Remember earlier when I mentioned that I was the one stories
were written about? For the first time in my life, I had tried to do the right
thing. I did not take advantage of a woman who was sad and hurt and drunk. I
did not let her know that my father had every intention of forcing himself onto
her the night she had assumed she was playing the crowd the way a socialite
would. I took the blame. I let her hate me.

 

And she wrote a story. I was the predator, and I was the
gambler. I was the guy people write stories about.

 

Because no one writes stories about the good guy: the guy
who does everything right, the guy who doesn’t hurt those around him. But
doesn’t that guy’s story deserve to be heard?

 

There is a man in this world that wakes up in the morning
and kisses his wife. He’s a good guy. He’s the guy every other guy secretly
wishes he could be. That man then smiles as he thinks of how lucky he is to
have won the hand of the woman sleeping next to him. Then he checks on his
sleeping children and fixes the blankets that have inevitably fallen from their
beds.

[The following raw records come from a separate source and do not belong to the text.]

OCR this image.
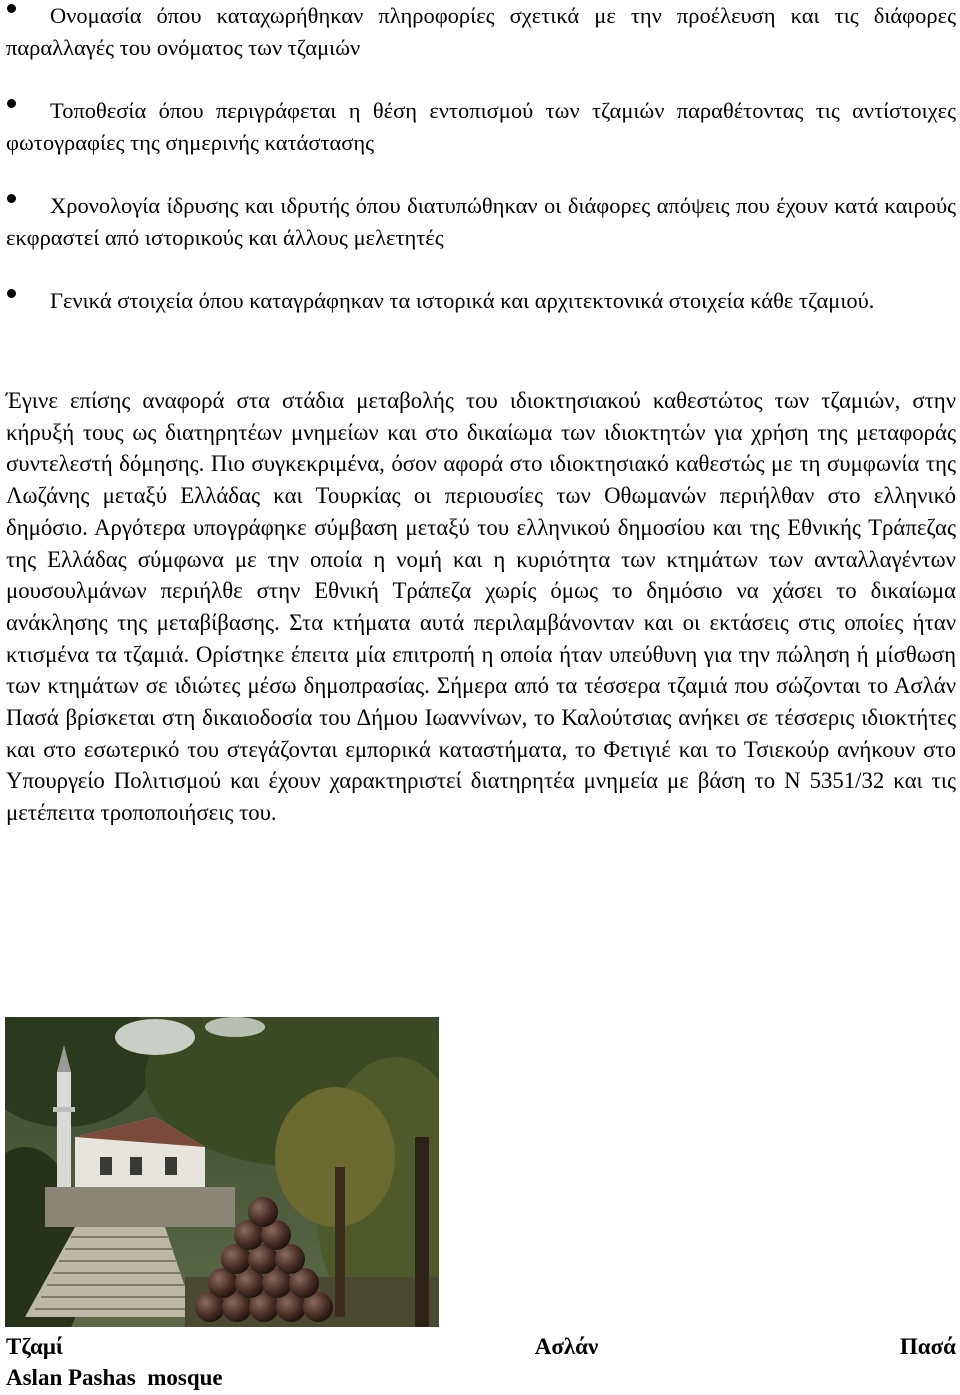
Ονομασία όπου καταχωρήθηκαν πληροφορίες σχετικά με την προέλευση και τις διάφορες παραλλαγές του ονόματος των τζαμιών
Τοποθεσία όπου περιγράφεται η θέση εντοπισμού των τζαμιών παραθέτοντας τις αντίστοιχες φωτογραφίες της σημερινής κατάστασης
Χρονολογία ίδρυσης και ιδρυτής όπου διατυπώθηκαν οι διάφορες απόψεις που έχουν κατά καιρούς εκφραστεί από ιστορικούς και άλλους μελετητές
Γενικά στοιχεία όπου καταγράφηκαν τα ιστορικά και αρχιτεκτονικά στοιχεία κάθε τζαμιού.

Έγινε επίσης αναφορά στα στάδια μεταβολής του ιδιοκτησιακού καθεστώτος των τζαμιών, στην κήρυξή τους ως διατηρητέων μνημείων και στο δικαίωμα των ιδιοκτητών για χρήση της μεταφοράς συντελεστή δόμησης. Πιο συγκεκριμένα, όσον αφορά στο ιδιοκτησιακό καθεστώς με τη συμφωνία της Λωζάνης μεταξύ Ελλάδας και Τουρκίας οι περιουσίες των Οθωμανών περιήλθαν στο ελληνικό δημόσιο. Αργότερα υπογράφηκε σύμβαση μεταξύ του ελληνικού δημοσίου και της Εθνικής Τράπεζας της Ελλάδας σύμφωνα με την οποία η νομή και η κυριότητα των κτημάτων των ανταλλαγέντων μουσουλμάνων περιήλθε στην Εθνική Τράπεζα χωρίς όμως το δημόσιο να χάσει το δικαίωμα ανάκλησης της μεταβίβασης. Στα κτήματα αυτά περιλαμβάνονταν και οι εκτάσεις στις οποίες ήταν κτισμένα τα τζαμιά. Ορίστηκε έπειτα μία επιτροπή η οποία ήταν υπεύθυνη για την πώληση ή μίσθωση των κτημάτων σε ιδιώτες μέσω δημοπρασίας. Σήμερα από τα τέσσερα τζαμιά που σώζονται το Ασλάν Πασά βρίσκεται στη δικαιοδοσία του Δήμου Ιωαννίνων, το Καλούτσιας ανήκει σε τέσσερις ιδιοκτήτες και στο εσωτερικό του στεγάζονται εμπορικά καταστήματα, το Φετιγιέ και το Τσιεκούρ ανήκουν στο Υπουργείο Πολιτισμού και έχουν χαρακτηριστεί διατηρητέα μνημεία με βάση το Ν 5351/32 και τις μετέπειτα τροποποιήσεις του.

Τζαμί	Ασλάν	Πασά
Aslan Pashas  mosque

He then drinks his coffee and reads the morning paper, and thanks God
that the terrors of this world are not troubling his little household. He
happily goes to work, knowing that he is doing what should be done: he is
providing for his family. He comes home, spends time with his wife and kids,
says his prayers, and then goes to sleep, ready to do it all again the next
day.

 

He’s the dream. He’s the one every woman says she wants.

 

I am not that man. And the thing is, even when I tried, no
one allowed me to be.  They still wrote the stories. They still made me the one
to watch. I am the man they actually want: the one that needs to be fixed. I am
the man that is exciting and scary and has every possibility of crushing you. I
am that man because they made me that man. And although deep down they yearn
for that man, on the surface, they hate him. That’s why they tell the stories.

 

And that’s why they laugh when he fails.

 

When speaking earlier of my dreams to run my father’s
company, I made an oath:

 

I will never be the person they claim doesn’t deserve
what he was given.

 

I’m sure when the article goes out tomorrow about my death,
everyone will say that I deserved what I was given. At least I’ll get my wish.